The hospital trust has defended its actions
|
A mother is planning legal action against a hospital where her 16-year- old son died after waiting two days for emergency treatment.
Kate Nicholls, from Nailsea near Bristol, claims Frenchay Hospital staff made her son Lee wait because it was a bank holiday weekend.
She said had he been given an angiogram sooner he would have lived.
The hospital admitted the procedure was not available at weekends, but said doctors made decisions about treatment.
"I'm taking legal action because I want someone to hold their hand up and say they were wrong," said Ms Nicholls.
Brain haemorrhage
The teenager died on 29 March 2005 at the hospital near Bristol after suffering a brain haemorrhage.
He had been rushed to the hospital's accident and emergency department on Saturday, 26 March, after collapsing at his home.
The following day, doctors confirmed he had suffered a brain haemorrhage, but told his mother that he could not have an angiogram until the Tuesday - the first day after the Easter Bank Holiday weekend.
He fell into a coma on the morning of the procedure and died later that day.
Mrs Nicholls, a mother-of-eight, was shocked to discover that the procedure was not available at weekends and wrote to the hospital trust.

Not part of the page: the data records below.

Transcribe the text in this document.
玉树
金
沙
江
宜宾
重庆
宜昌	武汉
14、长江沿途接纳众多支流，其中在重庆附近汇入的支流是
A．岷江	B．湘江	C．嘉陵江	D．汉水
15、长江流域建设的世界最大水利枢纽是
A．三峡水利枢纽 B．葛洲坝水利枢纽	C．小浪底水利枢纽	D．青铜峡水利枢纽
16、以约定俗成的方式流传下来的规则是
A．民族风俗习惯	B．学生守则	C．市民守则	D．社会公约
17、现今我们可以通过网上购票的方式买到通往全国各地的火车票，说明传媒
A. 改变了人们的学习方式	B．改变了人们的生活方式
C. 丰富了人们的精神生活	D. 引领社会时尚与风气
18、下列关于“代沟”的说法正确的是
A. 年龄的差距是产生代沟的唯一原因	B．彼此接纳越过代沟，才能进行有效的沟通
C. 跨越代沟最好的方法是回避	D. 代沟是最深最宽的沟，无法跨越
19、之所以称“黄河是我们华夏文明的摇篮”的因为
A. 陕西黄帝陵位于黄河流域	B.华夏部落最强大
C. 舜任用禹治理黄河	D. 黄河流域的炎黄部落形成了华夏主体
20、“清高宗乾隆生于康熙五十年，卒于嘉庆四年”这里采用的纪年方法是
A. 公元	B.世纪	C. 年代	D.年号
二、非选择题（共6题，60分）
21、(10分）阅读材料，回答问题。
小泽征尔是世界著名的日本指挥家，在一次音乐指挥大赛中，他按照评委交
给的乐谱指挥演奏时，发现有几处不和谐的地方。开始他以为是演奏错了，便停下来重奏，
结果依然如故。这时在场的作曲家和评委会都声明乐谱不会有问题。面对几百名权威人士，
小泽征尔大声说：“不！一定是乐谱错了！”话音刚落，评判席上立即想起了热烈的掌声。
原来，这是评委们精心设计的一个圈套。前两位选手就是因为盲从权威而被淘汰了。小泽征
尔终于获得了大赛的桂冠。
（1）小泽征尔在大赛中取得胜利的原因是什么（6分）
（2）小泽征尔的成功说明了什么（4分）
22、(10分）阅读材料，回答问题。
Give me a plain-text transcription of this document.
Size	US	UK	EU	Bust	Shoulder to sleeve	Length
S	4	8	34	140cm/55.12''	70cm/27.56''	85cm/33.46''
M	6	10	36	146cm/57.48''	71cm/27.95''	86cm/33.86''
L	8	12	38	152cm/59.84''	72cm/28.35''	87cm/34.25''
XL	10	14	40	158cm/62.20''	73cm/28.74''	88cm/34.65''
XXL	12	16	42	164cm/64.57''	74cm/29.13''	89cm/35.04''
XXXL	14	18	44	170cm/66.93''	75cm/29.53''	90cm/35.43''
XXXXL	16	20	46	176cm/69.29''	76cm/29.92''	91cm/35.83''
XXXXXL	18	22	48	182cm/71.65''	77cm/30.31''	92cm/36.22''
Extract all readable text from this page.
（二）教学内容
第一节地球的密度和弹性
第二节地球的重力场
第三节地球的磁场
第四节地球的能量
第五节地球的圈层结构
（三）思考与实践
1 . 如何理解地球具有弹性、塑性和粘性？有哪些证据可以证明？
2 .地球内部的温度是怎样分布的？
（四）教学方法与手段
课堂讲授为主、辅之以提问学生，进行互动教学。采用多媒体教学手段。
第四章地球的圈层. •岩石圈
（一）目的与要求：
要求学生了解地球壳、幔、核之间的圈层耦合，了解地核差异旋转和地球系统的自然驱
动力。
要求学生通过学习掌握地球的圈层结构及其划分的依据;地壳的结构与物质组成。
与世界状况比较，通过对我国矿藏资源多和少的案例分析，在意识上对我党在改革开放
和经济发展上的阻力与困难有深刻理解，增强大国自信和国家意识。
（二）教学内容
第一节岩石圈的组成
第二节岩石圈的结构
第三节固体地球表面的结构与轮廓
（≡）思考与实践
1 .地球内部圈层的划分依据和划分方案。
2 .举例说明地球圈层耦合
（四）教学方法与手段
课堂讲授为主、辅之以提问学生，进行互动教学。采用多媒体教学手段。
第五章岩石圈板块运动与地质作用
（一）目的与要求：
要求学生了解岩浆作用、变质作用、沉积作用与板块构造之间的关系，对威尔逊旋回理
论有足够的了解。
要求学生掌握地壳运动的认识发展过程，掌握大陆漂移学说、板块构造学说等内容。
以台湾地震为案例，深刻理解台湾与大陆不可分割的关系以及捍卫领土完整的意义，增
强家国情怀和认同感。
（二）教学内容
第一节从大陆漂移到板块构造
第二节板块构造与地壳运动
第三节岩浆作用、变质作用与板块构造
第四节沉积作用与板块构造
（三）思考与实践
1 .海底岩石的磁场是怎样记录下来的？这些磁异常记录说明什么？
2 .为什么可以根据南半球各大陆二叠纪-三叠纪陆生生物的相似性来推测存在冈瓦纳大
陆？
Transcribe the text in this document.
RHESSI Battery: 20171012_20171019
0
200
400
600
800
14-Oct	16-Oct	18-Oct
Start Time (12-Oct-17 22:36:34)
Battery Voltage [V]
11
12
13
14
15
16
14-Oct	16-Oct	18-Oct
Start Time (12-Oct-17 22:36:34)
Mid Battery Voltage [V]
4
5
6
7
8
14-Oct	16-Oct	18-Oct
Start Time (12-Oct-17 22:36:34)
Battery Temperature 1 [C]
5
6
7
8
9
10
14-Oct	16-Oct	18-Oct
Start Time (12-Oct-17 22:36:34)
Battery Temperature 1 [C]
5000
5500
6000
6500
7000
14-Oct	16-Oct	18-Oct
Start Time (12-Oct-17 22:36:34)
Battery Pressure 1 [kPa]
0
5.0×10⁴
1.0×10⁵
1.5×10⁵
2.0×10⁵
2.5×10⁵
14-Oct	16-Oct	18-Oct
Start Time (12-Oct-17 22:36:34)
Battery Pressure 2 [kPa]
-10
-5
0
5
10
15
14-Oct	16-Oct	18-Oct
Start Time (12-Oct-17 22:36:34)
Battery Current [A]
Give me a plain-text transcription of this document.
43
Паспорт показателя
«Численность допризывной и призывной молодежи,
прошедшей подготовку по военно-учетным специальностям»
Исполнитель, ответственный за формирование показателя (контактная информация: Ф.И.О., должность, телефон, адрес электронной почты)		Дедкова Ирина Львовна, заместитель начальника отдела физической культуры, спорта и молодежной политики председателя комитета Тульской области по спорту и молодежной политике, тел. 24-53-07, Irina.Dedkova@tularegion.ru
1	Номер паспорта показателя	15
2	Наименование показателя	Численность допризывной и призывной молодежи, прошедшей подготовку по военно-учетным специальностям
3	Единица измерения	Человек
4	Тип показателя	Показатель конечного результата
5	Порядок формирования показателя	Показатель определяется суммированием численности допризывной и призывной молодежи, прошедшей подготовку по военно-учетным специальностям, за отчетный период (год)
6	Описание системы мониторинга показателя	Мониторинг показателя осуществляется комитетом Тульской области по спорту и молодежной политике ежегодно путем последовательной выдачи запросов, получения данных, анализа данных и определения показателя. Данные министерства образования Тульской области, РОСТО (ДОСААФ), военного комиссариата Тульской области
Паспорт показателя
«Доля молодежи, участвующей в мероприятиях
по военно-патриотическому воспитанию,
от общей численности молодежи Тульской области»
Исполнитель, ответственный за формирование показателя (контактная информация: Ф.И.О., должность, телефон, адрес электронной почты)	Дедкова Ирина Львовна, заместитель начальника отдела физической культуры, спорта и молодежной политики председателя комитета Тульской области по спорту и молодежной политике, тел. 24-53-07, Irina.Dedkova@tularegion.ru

In a written reply, chief executive of the trust, Sonia Mills, said: "The unit in Frenchay does not perform emergency angiography and aneurysm treatment at the weekend."
Mrs Nicholls has now started legal action against the trust, claiming negligence.
"It is disgusting. My son died because it was a weekend. I feel completely let down by the hospital and the government," she said."
A spokesman for the North Bristol NHS Trust said: "Timings of all operations and procedures depend on the decision of the clinician in charge of the patient.
"In this case the senior consultant in charge of the patient concluded that there was no operative procedure that should be undertaken that weekend that would be of benefit."